Драма Солженицына в своем Отечестве состояла не только в том, что пророческий и морализаторский жанр утратил актуальность. Это-то как раз с точки зрения вечности вообще не беда. Проблема в том, что произошел разрыв поколений, и за годы, прошедшие с фактической реабилитации Солженицына (1989), выросла генерация, для которой он всего лишь еще один писатель из школьной программы. Не больше и не меньше.
Кого теперь волнуют перипетии начала 60-х, когда Александр Твардовский впервые увидел рукопись, когда Никите Хрущеву в Пицунде вслух читали «Один день...», когда Владимир Лакшин писал статью «Иван Денисович, его друзья и недруги», когда незамысловатый рассказ об одном дне зэка взорвал всю страну, заставил посмотреться в зеркало и поменял ее представления о самой себе? И как теперь объяснить, что за хранение «Архипелага» можно было угодить в лагеря? Это необъяснимо. Необъяснимо — во вторую очередь. А в первую очередь — скорее всего новым поколениям просто неинтересно. Это теперь далекая история. Дистанцированная. Из учебника. Холодная, как остывший вулкан.

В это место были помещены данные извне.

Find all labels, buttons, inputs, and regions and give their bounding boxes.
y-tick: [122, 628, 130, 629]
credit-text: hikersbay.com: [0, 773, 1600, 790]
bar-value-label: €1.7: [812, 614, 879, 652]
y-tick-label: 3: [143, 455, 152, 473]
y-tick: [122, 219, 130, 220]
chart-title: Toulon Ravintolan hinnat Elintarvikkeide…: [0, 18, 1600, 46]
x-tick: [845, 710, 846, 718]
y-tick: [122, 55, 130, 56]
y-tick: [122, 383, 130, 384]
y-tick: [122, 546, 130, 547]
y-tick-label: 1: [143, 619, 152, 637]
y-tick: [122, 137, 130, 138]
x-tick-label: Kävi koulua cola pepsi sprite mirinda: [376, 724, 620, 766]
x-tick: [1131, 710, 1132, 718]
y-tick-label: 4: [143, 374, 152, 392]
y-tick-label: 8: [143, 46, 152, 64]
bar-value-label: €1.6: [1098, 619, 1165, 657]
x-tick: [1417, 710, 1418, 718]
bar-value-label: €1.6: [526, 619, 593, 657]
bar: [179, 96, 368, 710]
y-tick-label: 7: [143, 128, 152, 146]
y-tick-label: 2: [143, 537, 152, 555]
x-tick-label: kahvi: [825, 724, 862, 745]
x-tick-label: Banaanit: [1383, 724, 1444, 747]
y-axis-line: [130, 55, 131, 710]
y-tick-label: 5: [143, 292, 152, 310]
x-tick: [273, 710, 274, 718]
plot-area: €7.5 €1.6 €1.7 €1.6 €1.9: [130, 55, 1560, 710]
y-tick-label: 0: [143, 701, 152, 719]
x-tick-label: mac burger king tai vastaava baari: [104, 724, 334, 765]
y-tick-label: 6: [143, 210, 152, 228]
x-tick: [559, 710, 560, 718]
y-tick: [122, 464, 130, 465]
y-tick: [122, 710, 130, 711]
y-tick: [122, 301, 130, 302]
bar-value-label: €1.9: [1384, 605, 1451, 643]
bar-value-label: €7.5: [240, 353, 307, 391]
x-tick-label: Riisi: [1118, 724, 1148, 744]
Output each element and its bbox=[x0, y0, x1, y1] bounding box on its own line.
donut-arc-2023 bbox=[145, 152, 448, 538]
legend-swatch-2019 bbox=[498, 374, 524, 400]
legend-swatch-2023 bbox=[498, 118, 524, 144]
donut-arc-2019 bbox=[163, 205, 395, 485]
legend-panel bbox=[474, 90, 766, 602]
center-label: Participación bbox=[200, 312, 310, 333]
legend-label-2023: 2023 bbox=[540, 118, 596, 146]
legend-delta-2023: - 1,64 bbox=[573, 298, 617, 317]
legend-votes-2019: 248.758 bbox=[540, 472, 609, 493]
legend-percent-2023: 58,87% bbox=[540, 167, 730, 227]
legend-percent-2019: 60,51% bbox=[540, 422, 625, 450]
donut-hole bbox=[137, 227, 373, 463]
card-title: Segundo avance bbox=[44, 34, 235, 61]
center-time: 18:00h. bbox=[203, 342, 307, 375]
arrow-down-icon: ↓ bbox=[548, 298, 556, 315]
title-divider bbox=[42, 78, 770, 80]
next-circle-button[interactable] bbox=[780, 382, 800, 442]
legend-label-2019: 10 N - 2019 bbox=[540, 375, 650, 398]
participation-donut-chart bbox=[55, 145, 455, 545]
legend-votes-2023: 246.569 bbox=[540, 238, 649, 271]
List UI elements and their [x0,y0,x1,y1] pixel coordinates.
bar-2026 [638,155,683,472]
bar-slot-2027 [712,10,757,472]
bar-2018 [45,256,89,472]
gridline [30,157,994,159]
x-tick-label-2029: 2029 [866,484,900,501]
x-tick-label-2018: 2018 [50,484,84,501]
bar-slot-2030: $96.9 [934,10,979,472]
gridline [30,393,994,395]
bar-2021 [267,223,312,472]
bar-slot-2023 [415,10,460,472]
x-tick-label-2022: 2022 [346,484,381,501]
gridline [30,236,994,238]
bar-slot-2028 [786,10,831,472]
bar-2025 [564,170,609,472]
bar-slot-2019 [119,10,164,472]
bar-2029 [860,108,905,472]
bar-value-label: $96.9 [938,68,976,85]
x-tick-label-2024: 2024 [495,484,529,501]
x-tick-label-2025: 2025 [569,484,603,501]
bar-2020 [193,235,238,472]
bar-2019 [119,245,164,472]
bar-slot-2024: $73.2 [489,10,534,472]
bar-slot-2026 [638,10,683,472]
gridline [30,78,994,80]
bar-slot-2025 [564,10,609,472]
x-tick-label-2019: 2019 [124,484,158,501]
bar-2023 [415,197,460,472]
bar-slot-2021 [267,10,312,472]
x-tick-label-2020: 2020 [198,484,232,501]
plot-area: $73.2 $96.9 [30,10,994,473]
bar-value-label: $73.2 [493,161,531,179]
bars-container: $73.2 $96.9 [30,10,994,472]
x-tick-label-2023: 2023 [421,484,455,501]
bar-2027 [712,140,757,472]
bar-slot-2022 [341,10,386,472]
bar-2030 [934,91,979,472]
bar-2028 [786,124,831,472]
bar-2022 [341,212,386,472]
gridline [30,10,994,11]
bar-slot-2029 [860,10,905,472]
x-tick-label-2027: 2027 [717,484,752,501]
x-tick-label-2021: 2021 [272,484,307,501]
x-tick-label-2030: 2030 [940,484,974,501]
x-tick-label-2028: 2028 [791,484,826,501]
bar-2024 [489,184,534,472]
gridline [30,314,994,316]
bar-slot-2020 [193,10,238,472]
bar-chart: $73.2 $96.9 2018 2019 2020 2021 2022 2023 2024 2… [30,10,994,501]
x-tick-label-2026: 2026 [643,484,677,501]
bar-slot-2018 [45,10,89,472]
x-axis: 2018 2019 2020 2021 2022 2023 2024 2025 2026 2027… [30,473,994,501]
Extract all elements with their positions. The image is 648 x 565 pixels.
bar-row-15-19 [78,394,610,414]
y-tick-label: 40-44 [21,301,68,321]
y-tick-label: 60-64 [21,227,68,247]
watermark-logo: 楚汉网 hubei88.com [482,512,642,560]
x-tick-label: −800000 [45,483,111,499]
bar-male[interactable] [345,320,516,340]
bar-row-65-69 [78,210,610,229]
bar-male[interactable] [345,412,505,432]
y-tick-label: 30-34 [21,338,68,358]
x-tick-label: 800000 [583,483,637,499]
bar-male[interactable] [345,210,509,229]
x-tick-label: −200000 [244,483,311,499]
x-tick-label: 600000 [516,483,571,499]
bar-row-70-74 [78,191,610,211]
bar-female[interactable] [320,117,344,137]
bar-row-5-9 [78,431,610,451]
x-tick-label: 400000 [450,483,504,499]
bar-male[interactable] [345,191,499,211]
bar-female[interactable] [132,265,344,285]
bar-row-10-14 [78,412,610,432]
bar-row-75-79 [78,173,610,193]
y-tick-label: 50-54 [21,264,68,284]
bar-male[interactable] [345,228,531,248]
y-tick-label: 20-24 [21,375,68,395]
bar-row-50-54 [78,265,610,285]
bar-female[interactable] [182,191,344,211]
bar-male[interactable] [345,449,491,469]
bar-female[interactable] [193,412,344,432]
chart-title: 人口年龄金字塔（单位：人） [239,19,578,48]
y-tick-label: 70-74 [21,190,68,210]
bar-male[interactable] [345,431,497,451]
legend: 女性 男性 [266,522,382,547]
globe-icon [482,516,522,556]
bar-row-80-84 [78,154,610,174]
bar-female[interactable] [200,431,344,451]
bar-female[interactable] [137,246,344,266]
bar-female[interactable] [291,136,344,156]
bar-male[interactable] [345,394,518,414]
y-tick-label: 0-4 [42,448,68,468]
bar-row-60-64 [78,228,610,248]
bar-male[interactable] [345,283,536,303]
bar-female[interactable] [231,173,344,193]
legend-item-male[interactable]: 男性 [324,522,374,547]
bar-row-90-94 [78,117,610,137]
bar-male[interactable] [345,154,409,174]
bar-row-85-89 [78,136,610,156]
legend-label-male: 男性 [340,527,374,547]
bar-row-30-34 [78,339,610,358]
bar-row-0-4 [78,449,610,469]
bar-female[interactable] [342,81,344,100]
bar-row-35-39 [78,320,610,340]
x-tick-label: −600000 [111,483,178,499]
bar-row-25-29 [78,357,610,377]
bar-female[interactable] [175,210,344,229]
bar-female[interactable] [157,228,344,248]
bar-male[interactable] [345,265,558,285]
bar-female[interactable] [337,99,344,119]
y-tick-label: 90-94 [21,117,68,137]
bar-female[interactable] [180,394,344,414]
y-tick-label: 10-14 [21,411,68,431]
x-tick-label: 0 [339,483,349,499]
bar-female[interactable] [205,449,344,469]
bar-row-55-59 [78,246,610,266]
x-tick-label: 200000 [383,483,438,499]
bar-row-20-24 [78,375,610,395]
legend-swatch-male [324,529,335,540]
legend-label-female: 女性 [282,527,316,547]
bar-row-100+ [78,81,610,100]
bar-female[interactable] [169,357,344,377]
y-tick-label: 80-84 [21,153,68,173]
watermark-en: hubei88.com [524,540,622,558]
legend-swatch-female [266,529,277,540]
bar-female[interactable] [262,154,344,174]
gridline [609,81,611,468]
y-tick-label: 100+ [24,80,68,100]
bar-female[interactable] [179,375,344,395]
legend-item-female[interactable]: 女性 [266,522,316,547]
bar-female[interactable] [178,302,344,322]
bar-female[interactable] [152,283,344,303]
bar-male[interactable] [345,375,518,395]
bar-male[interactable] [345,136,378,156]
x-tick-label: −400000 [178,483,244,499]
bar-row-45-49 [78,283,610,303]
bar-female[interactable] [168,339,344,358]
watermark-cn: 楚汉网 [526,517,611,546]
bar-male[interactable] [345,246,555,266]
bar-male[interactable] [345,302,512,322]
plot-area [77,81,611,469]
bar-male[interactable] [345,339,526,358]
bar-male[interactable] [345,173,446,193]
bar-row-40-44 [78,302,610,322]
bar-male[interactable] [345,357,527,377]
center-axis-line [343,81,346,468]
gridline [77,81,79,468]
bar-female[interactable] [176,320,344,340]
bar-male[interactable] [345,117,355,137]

Главный риск жизни после смерти для Солженицына — это риск быть непрочитанным. На его интервью последних лет можно только досадовать: этот пожилой мужчина, который в гневливой тональности обличает демократов, Запад, капитализм, и был тем самым Солженицыным, которого хоронили под оружейные залпы? Его книги вы нас заставляете читать в школе и дома?
Пожалуй, жизнь после смерти для Александра Исаевича — это четкое отделение Солженицына-писателя и Солженицынапублициста. Пафос и горячность второго все равно не поймут приходящие поколения. А значение первого важно для того, о чем он сам так беспокоился — для «сбережения» народа. Того самого, которому он вернул его собственную историю и способность смотреть правде в глаза.